Amerika Serikat, Jerman, dan Italia juga menyediakan dana miliaran dolar setiap tahunnya untuk proyek bahan bakar fosil di luar negeri sebelum akhir tahun 2022-2023, menurut laporan OCI yang diterbitkan pada Selasa, 9 April 2024. Sementara itu Inggris rata-rata memasok sekitar $600 juta per tahun.

Kanada rata-rata memasok kurang dari $11 miliar per tahun, pada periode 2020-2022, sementara Korea Selatan memberikan pasokan $10 miliar dan Jepang sekitar $7 miliar.

Dalam periode tiga tahun yang sama, negara-negara G20 mengeluarkan sekitar $104 miliar untuk pengembangan energi ramah lingkungan di luar negeri, menurut laporan tersebut.

Analis keuangan publik OCI Claire O'Manique mengatakan, negara-negara kaya terus berlarut-larut dan mengklaim bahwa mereka tidak mampu mendanai transisi energi yang adil secara global.

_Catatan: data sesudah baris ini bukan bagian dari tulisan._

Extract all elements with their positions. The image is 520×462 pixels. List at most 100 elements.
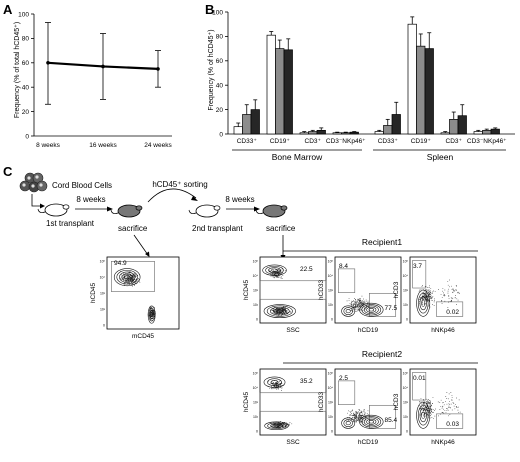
flow-plot-x-label: hCD19 (358, 327, 379, 334)
flow-plot-tick-label: 10⁵ (403, 260, 409, 264)
flow-plot-gate (259, 280, 327, 300)
panel-b-bar (349, 131, 359, 135)
flow-plot-contour (116, 269, 138, 285)
panel-b-bar (482, 129, 492, 135)
flow-plot-tick-label: 0 (256, 430, 258, 434)
flow-plot-tick-label: 10² (403, 415, 409, 419)
flow-plot: 10⁵ 10⁴ 10³ 10² 0 hCD45 SSC 22.5 (243, 256, 327, 334)
flow-plot-tick-label: 0 (103, 324, 105, 328)
flow-plot-tick-label: 10⁵ (328, 260, 334, 264)
mouse-1-icon (37, 203, 70, 217)
flow-plot-tick-label: 10⁴ (253, 386, 259, 390)
panel-b-y-tick-label: 20 (216, 107, 224, 114)
flow-plot-contour (262, 264, 287, 276)
flow-plot-contour (363, 417, 379, 427)
flow-plot-contour (266, 305, 293, 317)
flow-plot-contour (267, 378, 282, 387)
flow-plot-tick-label: 10⁵ (253, 372, 259, 376)
spleen-label: Spleen (427, 152, 454, 162)
flow-plot-contour (416, 289, 431, 317)
panel-b-y-tick-label: 0 (219, 131, 223, 138)
second-sacrifice-label: sacrifice (266, 224, 296, 233)
mouse-3-icon (188, 204, 221, 218)
flow-plot-gate (412, 371, 427, 401)
panel-b-bar (332, 132, 342, 135)
panel-a-x-tick-label: 24 weeks (144, 142, 172, 149)
flow-plot-contour (273, 308, 287, 315)
panel-a-data-point (156, 67, 160, 71)
flow-plot-contour (121, 273, 133, 281)
flow-plot-contour (273, 424, 280, 428)
panel-c-label: C (3, 164, 13, 179)
panel-b-bar (299, 132, 309, 135)
flow-plot-contour (361, 304, 382, 316)
panel-a-label: A (3, 2, 13, 17)
panel-b-bar (473, 131, 483, 135)
flow-plot-contour (419, 296, 427, 311)
flow-plot-contour (366, 418, 377, 425)
flow-plot-contour (368, 308, 374, 312)
flow-plot-contour (270, 423, 283, 429)
panel-b-label: B (205, 2, 214, 17)
flow-plot-tick-label: 10³ (253, 289, 259, 293)
first-sacrifice-label: sacrifice (118, 224, 148, 233)
flow-plot-tick-label: 0 (256, 318, 258, 322)
panel-b-bar (275, 48, 285, 135)
flow-plot-contour (341, 417, 356, 429)
flow-plot-contour (267, 422, 286, 430)
first-interval-label: 8 weeks (76, 195, 105, 204)
panel-b-bar (424, 48, 434, 135)
flow-plot-tick-label: 10⁴ (328, 386, 334, 390)
first-sacrifice-arrow (133, 234, 149, 256)
flow-plot-contour (421, 411, 426, 419)
panel-b-y-axis-label: Frequency (% of hCD45⁺) (208, 29, 215, 110)
panel-b-y-tick-label: 100 (212, 9, 223, 16)
panel-b-y-tick-label: 80 (216, 34, 224, 41)
flow-plot-contour (417, 405, 429, 426)
flow-plot-contour (345, 309, 351, 314)
panel-b-bar (316, 129, 326, 135)
flow-plot-gate (337, 380, 356, 405)
panel-c: C Cord Blood Cells 8 weeks 1st transplan… (3, 164, 478, 446)
panel-b-x-tick-label: CD19⁺ (411, 138, 432, 145)
panel-b-bar (416, 45, 426, 135)
cord-blood-cells-label: Cord Blood Cells (52, 181, 112, 190)
flow-plot: 10⁵ 10⁴ 10³ 10² 0 hCD45 SSC 35.2 (243, 368, 327, 446)
flow-plot-tick-label: 10⁵ (328, 372, 334, 376)
flow-plot-contour (264, 421, 289, 431)
mouse-4-icon (255, 204, 288, 218)
flow-plot-tick-label: 10³ (403, 289, 409, 293)
flow-plot-y-label: hCD33 (318, 391, 325, 412)
panel-a-y-tick-label: 0 (25, 133, 29, 140)
flow-plot-gate-value: 35.2 (300, 378, 313, 385)
flow-plot-gate-value: 2.5 (339, 375, 348, 382)
flow-plot-events (438, 279, 460, 308)
flow-plot-contour (263, 304, 296, 319)
flow-plot-contour (271, 268, 278, 272)
flow-plot-events (437, 392, 461, 417)
panel-b: B Frequency (% of hCD45⁺) 0 20 40 60 80 100 C… (205, 2, 515, 162)
flow-plot-gate-value: 94.9 (114, 260, 127, 267)
flow-plot: 10⁵ 10⁴ 10³ 10² 0 hCD45 mCD45 94.9 (90, 256, 180, 340)
flow-plot-tick-label: 10² (253, 303, 259, 307)
flow-plot: 10⁵ 10⁴ 10³ 10² 0 hCD33 hCD19 2.5 85.4 (318, 368, 402, 446)
flow-plot-y-label: hCD45 (243, 391, 250, 412)
flow-plot-tick-label: 10² (100, 308, 106, 312)
flow-plot-tick-label: 10⁵ (253, 260, 259, 264)
bone-marrow-label: Bone Marrow (272, 152, 323, 162)
flow-plot-y-label: hCD45 (243, 279, 250, 300)
panel-b-x-tick-label: CD3⁺ (305, 138, 322, 145)
flow-plot-contour (345, 421, 351, 426)
panel-b-bar (308, 131, 318, 135)
flow-plot-contour (416, 401, 431, 429)
flow-plot-tick-label: 10⁴ (100, 276, 106, 280)
panel-b-bar (440, 132, 450, 135)
sorting-label: hCD45⁺ sorting (152, 180, 207, 189)
panel-b-bar (242, 114, 252, 135)
panel-b-bar (283, 49, 293, 135)
flow-plot-events (346, 409, 370, 425)
flow-plot-gate (259, 392, 327, 412)
flow-plot-x-label: hCD19 (358, 439, 379, 446)
flow-plot-frame (106, 256, 180, 330)
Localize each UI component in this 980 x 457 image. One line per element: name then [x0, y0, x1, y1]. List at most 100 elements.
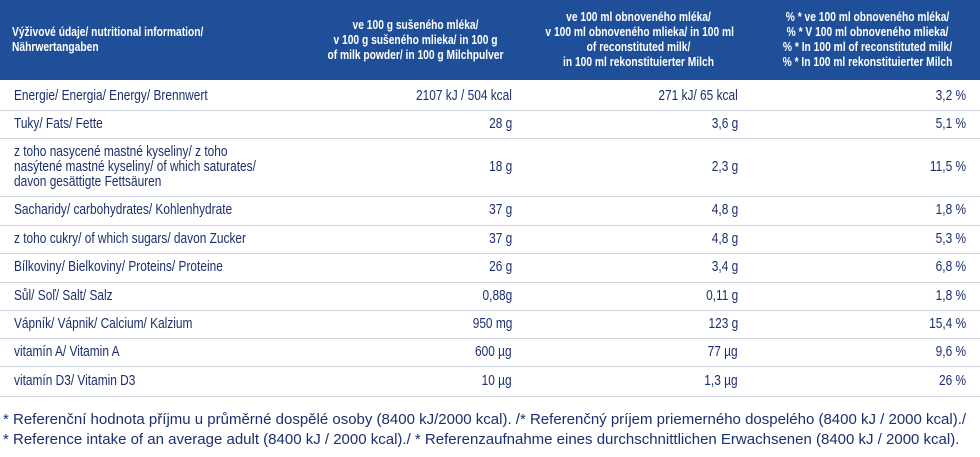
text-line: 2107 kJ / 504 kcal [416, 87, 512, 104]
row-value: 3,4 g [706, 260, 738, 275]
text-line: vitamín D3/ Vitamin D3 [14, 372, 136, 389]
text-line: z toho cukry/ of which sugars/ davon Zuc… [14, 230, 246, 247]
text-line: 9,6 % [935, 343, 966, 360]
row-separator [0, 366, 980, 367]
row-label: vitamín D3/ Vitamin D3 [14, 372, 162, 389]
header-cell: ve 100 g sušeného mléka/v 100 g sušeného… [305, 18, 526, 63]
row-value: 18 g [484, 158, 512, 175]
text-line: % * In 100 ml rekonstituierter Milch [782, 55, 953, 69]
text-line: % * ve 100 ml obnoveného mléka/ [785, 10, 950, 24]
row-value: 3,6 g [706, 115, 738, 132]
footnote: * Reference intake of an average adult (… [3, 431, 960, 448]
text-line: 123 g [708, 315, 738, 332]
row-label: z toho nasycené mastné kyseliny/ z toho n… [14, 143, 309, 190]
row-separator [0, 338, 980, 339]
row-value: 37 g [484, 203, 512, 218]
row-label: Sacharidy/ carbohydrates/ Kohlenhydrate [14, 203, 280, 218]
text-line: v 100 ml obnoveného mlieka/ in 100 ml [545, 25, 734, 39]
text-line: of milk powder/ in 100 g Milchpulver [327, 47, 504, 62]
header-cell: % * ve 100 ml obnoveného mléka/% * V 100… [755, 10, 980, 70]
text-line: 77 µg [708, 343, 738, 360]
text-line: 0,88g [482, 287, 512, 304]
text-line: Výživové údaje/ nutritional information/ [12, 25, 204, 39]
row-separator [0, 310, 980, 311]
text-line: 271 kJ/ 65 kcal [658, 87, 738, 104]
row-value: 37 g [484, 230, 512, 247]
row-value: 1,8 % [929, 287, 966, 304]
row-value: 77 µg [701, 343, 738, 360]
row-separator [0, 282, 980, 283]
text-line: 37 g [488, 230, 512, 247]
text-line: 5,1 % [935, 115, 966, 132]
text-line: 950 mg [472, 315, 512, 332]
row-label: vitamín A/ Vitamin A [14, 343, 143, 360]
row-label: Bílkoviny/ Bielkoviny/ Proteins/ Protein… [14, 260, 269, 275]
text-line: nasýtené mastné kyseliny/ of which satur… [14, 158, 256, 175]
text-line: 4,8 g [711, 230, 738, 247]
text-line: 5,3 % [935, 230, 966, 247]
row-value: 0,11 g [699, 287, 738, 304]
row-value: 10 µg [475, 372, 512, 389]
row-label: z toho cukry/ of which sugars/ davon Zuc… [14, 230, 297, 247]
row-value: 28 g [484, 115, 512, 132]
text-line: Sůl/ Soľ/ Salt/ Salz [14, 287, 113, 304]
text-line: 15,4 % [928, 315, 966, 332]
text-line: 600 µg [475, 343, 512, 360]
text-line: ve 100 g sušeného mléka/ [352, 17, 479, 32]
text-line: 1,8 % [935, 287, 966, 304]
text-line: 11,5 % [929, 158, 966, 175]
text-line: 28 g [488, 115, 512, 132]
row-separator [0, 396, 980, 397]
text-line: % * V 100 ml obnoveného mlieka/ [786, 25, 949, 39]
text-line: vitamín A/ Vitamin A [14, 343, 120, 360]
row-value: 26 % [933, 373, 966, 389]
row-value: 2107 kJ / 504 kcal [395, 87, 512, 104]
text-line: davon gesättigte Fettsäuren [14, 173, 162, 190]
text-line: 18 g [488, 158, 512, 175]
row-value: 600 µg [467, 343, 512, 360]
text-line: 26 g [488, 259, 512, 275]
row-value: 123 g [702, 315, 738, 332]
text-line: 10 µg [482, 372, 512, 389]
row-value: 26 g [484, 260, 512, 275]
row-label: Energie/ Energia/ Energy/ Brennwert [14, 87, 250, 104]
row-label: Vápník/ Vápnik/ Calcium/ Kalzium [14, 315, 232, 332]
row-value: 271 kJ/ 65 kcal [641, 87, 738, 104]
row-value: 1,8 % [929, 203, 966, 218]
header-cell: Výživové údaje/ nutritional information/… [12, 25, 245, 55]
row-value: 1,3 µg [697, 372, 738, 389]
table-header [0, 0, 980, 80]
text-line: 1,3 µg [704, 372, 738, 389]
text-line: 2,3 g [711, 158, 738, 175]
text-line: 6,8 % [935, 259, 966, 275]
row-value: 5,1 % [929, 115, 966, 132]
text-line: Vápník/ Vápnik/ Calcium/ Kalzium [14, 315, 193, 332]
row-separator [0, 196, 980, 197]
text-line: ve 100 ml obnoveného mléka/ [566, 10, 711, 24]
text-line: 3,2 % [935, 87, 966, 104]
row-separator [0, 138, 980, 139]
text-line: 3,4 g [711, 259, 738, 275]
text-line: Sacharidy/ carbohydrates/ Kohlenhydrate [14, 202, 233, 218]
row-value: 950 mg [464, 315, 512, 332]
row-value: 3,2 % [929, 87, 966, 104]
text-line: 3,6 g [711, 115, 738, 132]
header-cell: ve 100 ml obnoveného mléka/v 100 ml obno… [525, 10, 752, 70]
text-line: z toho nasycené mastné kyseliny/ z toho [14, 143, 228, 160]
row-value: 15,4 % [921, 315, 966, 332]
text-line: v 100 g sušeného mlieka/ in 100 g [333, 32, 498, 47]
row-separator [0, 110, 980, 111]
text-line: Tuky/ Fats/ Fette [14, 115, 103, 132]
text-line: Energie/ Energia/ Energy/ Brennwert [14, 87, 208, 104]
row-value: 9,6 % [929, 343, 966, 360]
text-line: 1,8 % [935, 202, 966, 218]
text-line: % * In 100 ml of reconstituted milk/ [782, 40, 953, 54]
row-separator [0, 225, 980, 226]
row-value: 5,3 % [929, 230, 966, 247]
row-value: 11,5 % [922, 158, 966, 175]
row-value: 6,8 % [929, 260, 966, 275]
text-line: of reconstituted milk/ [586, 40, 691, 54]
row-value: 2,3 g [706, 158, 738, 175]
text-line: 0,11 g [705, 287, 738, 304]
text-line: Nährwertangaben [12, 40, 99, 54]
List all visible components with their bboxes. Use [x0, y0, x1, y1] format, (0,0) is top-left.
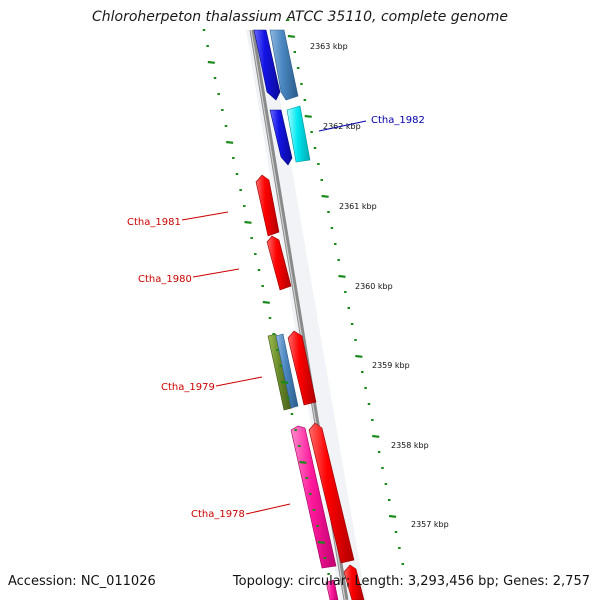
gene-blue-mid[interactable] — [269, 109, 293, 166]
accession-text: Accession: NC_011026 — [8, 574, 156, 589]
inner-major-tick — [299, 460, 307, 464]
outer-major-tick — [287, 34, 295, 38]
outer-major-tick — [304, 114, 312, 118]
outer-scale-ticks — [286, 19, 404, 565]
tick-label-2361: 2361 kbp — [339, 202, 377, 211]
gene-steelblue-top[interactable] — [269, 29, 299, 101]
gene-red-outer-1979[interactable] — [287, 330, 317, 406]
gene-label-ctha-1978[interactable]: Ctha_1978 — [191, 509, 245, 520]
tick-label-2360: 2360 kbp — [355, 282, 393, 291]
gene-ctha-1980[interactable] — [266, 235, 292, 291]
leader-ctha-1982 — [318, 120, 367, 132]
inner-major-tick — [317, 540, 325, 544]
gene-pink-bottom[interactable] — [325, 579, 339, 600]
inner-major-tick — [207, 60, 215, 64]
leader-ctha-1979 — [215, 376, 263, 387]
outer-major-tick — [338, 274, 346, 278]
tick-label-2358: 2358 kbp — [391, 441, 429, 450]
gene-label-ctha-1979[interactable]: Ctha_1979 — [161, 382, 215, 393]
gene-steelblue-1979[interactable] — [275, 333, 299, 409]
gene-red-bottom[interactable] — [343, 564, 365, 600]
gene-label-ctha-1981[interactable]: Ctha_1981 — [127, 217, 181, 228]
gene-label-ctha-1982[interactable]: Ctha_1982 — [371, 115, 425, 126]
inner-major-tick — [244, 220, 252, 224]
gene-ctha-1982[interactable] — [286, 105, 311, 163]
outer-major-tick — [355, 354, 363, 358]
tick-label-2359: 2359 kbp — [372, 361, 410, 370]
gene-blue-outer-top[interactable] — [253, 29, 281, 101]
inner-scale-ticks — [202, 29, 330, 575]
gene-ctha-1981[interactable] — [255, 174, 280, 237]
tick-label-2363: 2363 kbp — [310, 42, 348, 51]
gene-red-outer-1978[interactable] — [308, 422, 355, 564]
leader-ctha-1980 — [192, 268, 240, 278]
gene-label-ctha-1980[interactable]: Ctha_1980 — [138, 274, 192, 285]
outer-major-tick — [388, 514, 397, 518]
leader-ctha-1978 — [245, 503, 291, 515]
inner-major-tick — [262, 300, 270, 304]
inner-major-tick — [281, 380, 289, 384]
genome-summary-text: Topology: circular; Length: 3,293,456 bp… — [232, 574, 590, 589]
outer-major-tick — [372, 434, 380, 438]
outer-major-tick — [321, 194, 329, 198]
map-title: Chloroherpeton thalassium ATCC 35110, co… — [92, 9, 508, 25]
inner-major-tick — [226, 140, 234, 144]
tick-label-2357: 2357 kbp — [411, 520, 449, 529]
leader-ctha-1981 — [181, 211, 229, 221]
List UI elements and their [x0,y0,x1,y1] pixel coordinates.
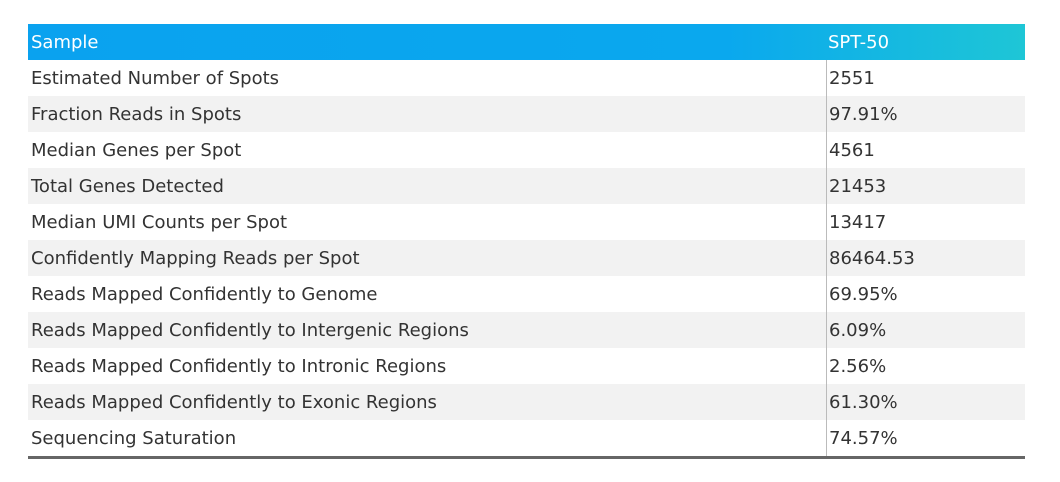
label-cell: Sequencing Saturation [31,427,237,449]
table-row: Estimated Number of Spots 2551 [28,60,1025,96]
label-cell: Fraction Reads in Spots [31,103,242,125]
value-cell: 2.56% [826,348,1025,384]
value-cell: 97.91% [826,96,1025,132]
label-cell: Median Genes per Spot [31,139,242,161]
value-cell: 69.95% [826,276,1025,312]
value-cell: 13417 [826,204,1025,240]
value-cell: 2551 [826,60,1025,96]
table-row: Total Genes Detected 21453 [28,168,1025,204]
label-cell: Confidently Mapping Reads per Spot [31,247,360,269]
label-cell: Reads Mapped Confidently to Intronic Reg… [31,355,447,377]
header-cell: Sample [31,31,99,53]
table-row: Median UMI Counts per Spot 13417 [28,204,1025,240]
header-cell: SPT-50 [828,31,890,53]
table-row: Reads Mapped Confidently to Intronic Reg… [28,348,1025,384]
label-cell: Reads Mapped Confidently to Exonic Regio… [31,391,437,413]
table-row: Reads Mapped Confidently to Exonic Regio… [28,384,1025,420]
value-cell: 86464.53 [826,240,1025,276]
table-row: Median Genes per Spot 4561 [28,132,1025,168]
table-row: Fraction Reads in Spots 97.91% [28,96,1025,132]
table-row: Confidently Mapping Reads per Spot 86464.… [28,240,1025,276]
value-cell: 4561 [826,132,1025,168]
table-row: Sequencing Saturation 74.57% [28,420,1025,456]
table-row: Reads Mapped Confidently to Genome 69.95% [28,276,1025,312]
label-cell: Total Genes Detected [31,175,224,197]
value-cell: 21453 [826,168,1025,204]
header-row: Sample SPT-50 [28,24,1025,60]
label-cell: Reads Mapped Confidently to Genome [31,283,378,305]
label-cell: Estimated Number of Spots [31,67,280,89]
label-cell: Reads Mapped Confidently to Intergenic R… [31,319,469,341]
table-row: Reads Mapped Confidently to Intergenic R… [28,312,1025,348]
stats-table: Sample SPT-50 Estimated Number of Spots 2… [28,24,1025,459]
value-cell: 6.09% [826,312,1025,348]
label-cell: Median UMI Counts per Spot [31,211,288,233]
value-cell: 74.57% [826,420,1025,456]
value-cell: 61.30% [826,384,1025,420]
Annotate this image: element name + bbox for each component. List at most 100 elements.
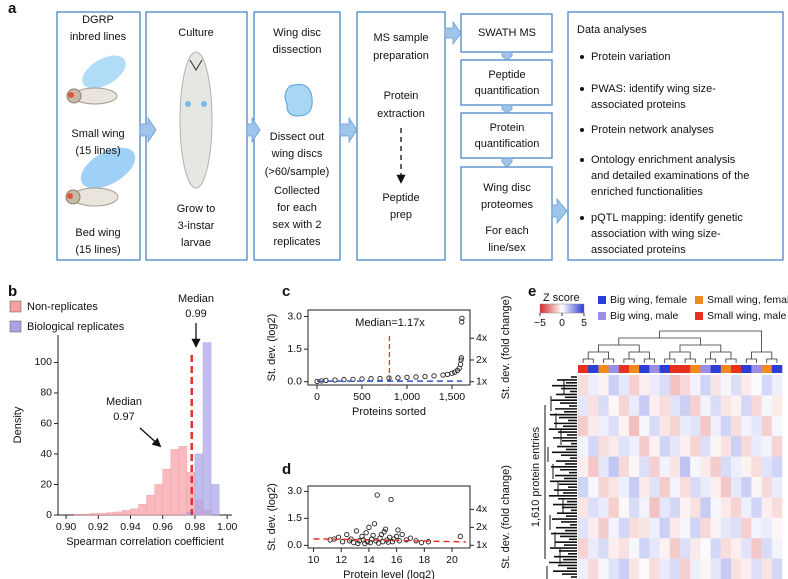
heatmap-cell [731,477,742,498]
heatmap-cell [659,477,671,498]
legend-label: Small wing, male [707,310,787,322]
group-strip-cell [608,365,620,373]
x-tick-label: 10 [308,554,320,566]
legend-label: Biological replicates [27,321,125,333]
heatmap-cell [720,497,732,519]
heatmap-cell [731,456,742,478]
histogram-bar [194,453,204,516]
arrow [339,116,358,144]
dendrogram [684,358,696,363]
heatmap-cell [741,436,752,457]
workflow-box [253,11,341,261]
panel-label: d [282,461,291,478]
legend-swatch [9,300,22,313]
y-tick-label: 60 [40,417,52,429]
heatmap-cell [659,538,671,559]
heatmap-cell [741,517,752,539]
heatmap-cell [588,436,599,457]
heatmap-cell [608,395,620,417]
colorbar [539,303,585,314]
legend-swatch [598,296,606,304]
heatmap-cell [608,456,620,478]
heatmap-cell [578,477,589,498]
box-text: Small wing [71,128,124,140]
heatmap-cell [690,517,701,539]
box-text: (>60/sample) [265,166,330,178]
heatmap-cell [771,436,783,457]
heatmap-cell [720,436,732,457]
x-tick-label: 500 [353,391,371,403]
box-text: proteomes [481,199,533,211]
trend-line [313,538,466,543]
heatmap-cell [639,436,650,457]
legend-label: Big wing, male [610,310,678,322]
heatmap-cell [588,456,599,478]
heatmap-cell [598,436,609,457]
scatter-point [459,319,465,325]
histogram-bar [146,494,155,516]
x-tick-label: 1.00 [217,521,238,533]
group-strip-cell [741,365,752,373]
heatmap-cell [578,415,589,437]
dendrogram [582,358,594,363]
scatter-point [332,377,338,383]
x-tick-label: 14 [363,554,375,566]
group-strip-cell [680,365,691,373]
heatmap-cell [608,436,620,457]
group-strip-cell [578,365,589,373]
y2-axis-label: St. dev. (fold change) [500,296,512,400]
y-tick-label: 100 [34,356,52,368]
heatmap-cell [598,558,609,579]
bullet-text: PWAS: identify wing size- [591,83,716,95]
scatter-point [422,373,428,380]
workflow-box [460,59,553,106]
heatmap-cell [710,538,722,559]
box-text: Bed wing [75,227,120,239]
dendrogram [643,358,655,363]
heatmap-cell [761,395,773,417]
arrow [501,104,513,114]
heatmap-cell [639,375,650,396]
heatmap-cell [649,538,660,559]
heatmap-cell [690,497,701,519]
heatmap-cell [761,415,773,437]
heatmap-cell [710,415,722,437]
heatmap-cell [629,477,640,498]
scatter-point [418,539,425,546]
dendrogram [669,351,691,359]
scatter-point [431,373,437,379]
bullet-text: associated proteins [591,99,686,111]
bullet-text: association with wing size- [591,228,721,240]
heatmap-cell [659,497,671,519]
scatter-point [391,536,397,542]
y2-tick-label: 1x [476,376,488,388]
heatmap-cell [578,395,589,417]
legend-label: Non-replicates [27,301,98,313]
workflow-box [56,11,141,261]
group-strip-cell [710,365,722,373]
dendrogram [710,351,732,359]
heatmap-cell [669,456,681,478]
heatmap-cell [700,497,711,519]
heatmap-cell [618,517,630,539]
heatmap-cell [751,395,762,417]
heatmap-cell [761,497,773,519]
group-strip-cell [690,365,701,373]
heatmap-cell [731,538,742,559]
scatter-point [459,315,465,321]
scatter-point [393,533,400,539]
heatmap-cell [771,415,783,437]
heatmap-cell [639,456,650,478]
dendrogram [623,358,635,363]
heatmap-cell [700,517,711,539]
heatmap-cell [629,436,640,457]
heatmap-cell [669,497,681,519]
heatmap-cell [741,558,752,579]
heatmap-cell [649,517,660,539]
heatmap-cell [608,375,620,396]
workflow-box [567,11,784,261]
heatmap-cell [629,395,640,417]
heatmap-cell [588,375,599,396]
heatmap-cell [771,497,783,519]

Pernyataan ini berkebalikan dengan keputusan negara-negara kaya seperti Kanada, Korea, Jepang, dan Amerika Serikat yang terus menggelontorkan dana publik untuk bahan bakar fosil yang merusak iklim.

“Kita harus terus meminta pertanggungjawaban negara-negara kaya atas peran mereka dalam pendanaan krisis iklim,” kata O’Manique. 

“Kita juga harus menuntut negara-negara tersebut untuk mengambil langkah pertama dan tercepat dalam menghentikan penggunaan bahan bakar fosil, menghentikan pendanaan bahan bakar fosil, dan agar mereka memberikan kontribusi untuk transisi yang adil secara global, kerugian dan kerusakan serta pendanaan adaptasi,” ujarnya. 

Makiko Arima, juru kampanye keuangan senior di OCI, meminta Jepang khususnya untuk berhenti mendukung bahan bakar fosil. Menurutnya Jepang telah melakukan lobi di belakang layar untuk menghentikan negara-negara G7 mengambil sikap yang lebih tegas terhadap bahan bakar fosil, dan mendukung beberapa proyek utama.

"Jepang perlu mengutamakan kepentingan manusia dan bumi dibandingkan keuntungan."

Arima mengatakan, Jepang telah menggagalkan transisi menuju energi terbarukan di Asia dan global. Terlepas dari komitmen G7 untuk mengakhiri pendanaan bahan bakar fosil, lembaga keuangan publik seperti Japan Bank for International Cooperation (JBIC) terus mendukung proyek bahan bakar fosil baru, termasuk ladang gas Scarborough di Australia dan pembangkit listrik tenaga gas di Meksiko.

“Jepang perlu mengutamakan kepentingan manusia dan bumi dibandingkan keuntungan, dan mengalihkan pendanaannya dari bahan bakar fosil ke energi terbarukan,” ujar Arima.